I think I posted last for NaNoWriMo or the poem for our six month celebration. Unfortunately, I didn’t accomplish my NaNoWriMo goals, as I ran out of spoons for that endeavor much too quickly. (Follow the link for an explanation of spoon theory.) Since then, quite a lot has happened, but most of it has very little to do with writing.
As you well know, I am not shy about discussing my mental health or sexuality. In December of 2020, my brain took a dive off the deep end, forcing me to see a psychiatrist for the first time. I left his office that morning with a working diagnosis, the first I hadn’t had to weasel out of my healthcare providers. In addition to my Generalized and Social Anxiety Disorders, he attributed many of my symptoms, depressive and otherwise, to Schizoaffective Disorder Bipolar Type and Borderline Personality Disorder. He also informed me that I should not get face tattoos, as he does every single time I see him. Let the record show that I have never once considered, let alone mentioned, getting a face tattoo. I suppose the worry is just part of his charm.
My gender and sexuality had a little overhaul, as well. Or rather, my bisexuality gave my gender an extreme makeover. I have come to identify as a non-binary femme and I use she/they pronouns. I’m taking my initials, K.E., for a whirl but if you know me as Kate, that’s still me too.
As my mental health took a deep dive, so too did my reading habit. Before January, I hadn’t read a book successfully for months. Any writer can tell you that if you’re not reading, the work you produce suffers, and suffer my work did. With the New Year starting, I took on a gentle reading challenge to help my brain and my work, one that requires a measly average of three books a month. For someone who reads five hundred words a minute at fighting weight, this was palatable enough to slide right past the barriers my depressive swings had so carefully built. I hit eight books this past weekend, a feat teenage me would laugh themself silly at, but it made me happy nonetheless.
So I’m healing, or at least, I’m not stuck anymore. December also brought me Scrivener, a word processor design for people writing books. Or, for people with whack ass brains like mine. Either way, the way its creators organized it makes my brain do a little happy dance. I have two documents, one for this website and one for my Vocal page, that I’m working on making into little content warehouses.

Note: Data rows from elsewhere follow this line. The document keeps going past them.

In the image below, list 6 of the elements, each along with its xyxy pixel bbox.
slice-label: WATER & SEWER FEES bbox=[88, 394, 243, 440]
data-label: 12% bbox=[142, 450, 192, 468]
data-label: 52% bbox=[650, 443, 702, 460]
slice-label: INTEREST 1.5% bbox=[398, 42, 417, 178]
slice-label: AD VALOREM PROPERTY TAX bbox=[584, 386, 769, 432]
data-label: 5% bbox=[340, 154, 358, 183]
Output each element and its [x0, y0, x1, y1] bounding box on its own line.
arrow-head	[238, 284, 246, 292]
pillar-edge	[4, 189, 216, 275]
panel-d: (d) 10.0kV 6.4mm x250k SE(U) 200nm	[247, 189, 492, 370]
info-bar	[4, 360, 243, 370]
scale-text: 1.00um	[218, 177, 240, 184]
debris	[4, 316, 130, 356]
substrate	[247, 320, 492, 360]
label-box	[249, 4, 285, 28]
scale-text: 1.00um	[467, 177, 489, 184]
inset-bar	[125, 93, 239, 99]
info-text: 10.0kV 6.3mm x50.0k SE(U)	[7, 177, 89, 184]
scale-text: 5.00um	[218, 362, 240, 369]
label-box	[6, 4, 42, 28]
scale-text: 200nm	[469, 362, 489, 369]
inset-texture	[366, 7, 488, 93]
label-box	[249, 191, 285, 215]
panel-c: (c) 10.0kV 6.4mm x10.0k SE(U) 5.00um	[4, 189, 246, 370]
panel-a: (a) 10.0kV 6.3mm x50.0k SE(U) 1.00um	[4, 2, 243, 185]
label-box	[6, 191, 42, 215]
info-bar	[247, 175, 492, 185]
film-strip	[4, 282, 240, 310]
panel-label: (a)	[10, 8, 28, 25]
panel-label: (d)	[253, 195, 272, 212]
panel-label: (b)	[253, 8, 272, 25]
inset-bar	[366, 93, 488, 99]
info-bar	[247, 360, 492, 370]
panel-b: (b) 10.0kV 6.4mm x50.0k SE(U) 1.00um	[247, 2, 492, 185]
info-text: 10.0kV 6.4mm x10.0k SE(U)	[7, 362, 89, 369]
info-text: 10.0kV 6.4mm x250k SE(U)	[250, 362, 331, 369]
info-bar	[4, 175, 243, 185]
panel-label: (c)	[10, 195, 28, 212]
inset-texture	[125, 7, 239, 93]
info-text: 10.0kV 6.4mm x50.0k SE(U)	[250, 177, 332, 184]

I also have eight projects I’ve been working on, one sentence at a time.
The breakdown of those projects looks something like this:
- Three stand-alone novels
- One duology
- One trilogy
- One saga
- One anthology
For those of you particularly attached to my serial fiction pieces Syndication and Adventures, those stories have morphed into two of the stand-alone novels. The book section of my Not Found Here tab mentions Political Climate, my duology. The other books are borne from either old ideas from my youth or an idea sparked from the genius of Taylor Swift herself. More details to come, as I get back into the swing of things.
I want to say thank you to everyone reading this and for caring at all about a twenty-something mess of an author and educator. I have no posting schedule in mind, but when I’ve built my little warehouses of content, y’all will be the first to know. Until then, I hope blog posts will do.